Build Scripts

I have some home-grown automation that I use to test and publish software across multiple platforms. For each repository where I use this automation, project-specific build steps are stored as a collection of bash scripts in a directory called buildscripts.

If you are distributing or hacking on any of these projects, feel free to ignore the build scripts completely. I try to stick to "normal" project structures that will build and run without any additional ceremony. Nonetheless on this page I will describe how the scripts work, mostly as a reference for my future self. If you are trying to work out how the downloadable artefacts are created then you might also find it interesting.

Operations

• build.sh $PLATFORM - attempt to compile the software
• lint.sh $PLATFORM - check formatting and run static analysis
• test.sh $PLATFORM - run tests
• dist-generic.sh $TAG - create non-binary build artefacts such as source code and documentation
• dist.sh $PLATFORM $TAG - create platform-specific build artefacts

Scripts are expected to return a 0 exit code on success, some other exit code on failure, and emit their logs (successful or not) to stdout/stderr.

Parameters

$PLATFORM indicates the target platform we are building for. This needs to be specified because a given build host may be able to target multiple platforms, e.g., both x86 and Apple Silicon.

• mac-x86_64 - Mac with Intel processor
• mac-arm64 - Mac with Apple Silicon processor
• linux-x86_64 - Linux x86_64
• linux-armhf - Linux 32-bit ARM, suitable for a Raspberry Pi with a 32-bit image installed
• linux-arm64 - Linux 64-bit ARM
• windows-x86_64 - Windows x86_64, which should also run okay on Windows ARM machines thanks to the emulation layer in Windows. Maybe one day I'll publish Windows ARM binaries.

$TAG is the version string, something like v0.5.0, which will be embedded in the filenames of the artefacts. I call it the tag because it's expected to be the name of the git tag for the release that we are publishing, though in reality any valid string will do.

Dist Artefacts

The two dist scripts will emit specially-formatted lines to stdout describing files that should be downloaded from the build server before cleaning it up.

PLATFORM_ARTIFACT|$PATH

• Only emitted by dist.sh - we know which platform we are building for, and the artefact is implicitly for that platform.
• $PATH is a relative path within the checkout to a file that should be made available for download.
• This file will be included in the generated SHA256SUMS.
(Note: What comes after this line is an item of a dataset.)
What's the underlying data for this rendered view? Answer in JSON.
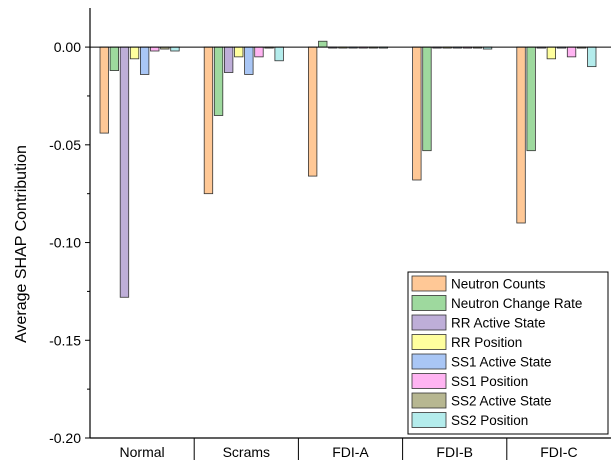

GENERIC_ARTIFACT|$PATH|$DESCRIPTION

• $PATH is a relative path within the checkout to a file that should be made available for download.
• $DESCRIPTION is a human-readable description for what this artefact is, e.g., "Source Code".
• This file will be included in the generated SHA256SUMS.

URL|$DESCRIPTION|$URL|$LINKTEXT

• Creates an entry in the downloads table that is a URL to an external resource associated with this release, e.g., Git or crates.io.
• $DESCRIPTION is a human-readable description for what this URL is, e.g., "Git Tag".
• $URL is the absolute URL that will be linked to.
• $LINKTEXT is the text of the link. It could be the URL again, or something more descriptive.

The program that consumes this output is neither public nor particularly interesting.

Notarisation on Mac

dist.sh may check for two environment variables, CODESIGNCMD and NOTARISECMD, which are set on the Mac builder.

• $CODESIGNCMD $BINARY - sign the binary executable at the given path using an appropriate developer identity.
• $NOTARISECMD $PKG - having packed the binary into a .pkg installer, submit this package to Apple for notarisation and staple the ticket.

Bash on Windows

The Windows build host uses the same bash scripts as other platforms. This is done using the Git Bash environment that comes with Git for Windows. Happily, it is possible to configure OpenSSH on Windows so that SSHing into that Windows machine gives you a Git Bash shell, just as if it was a Linux host.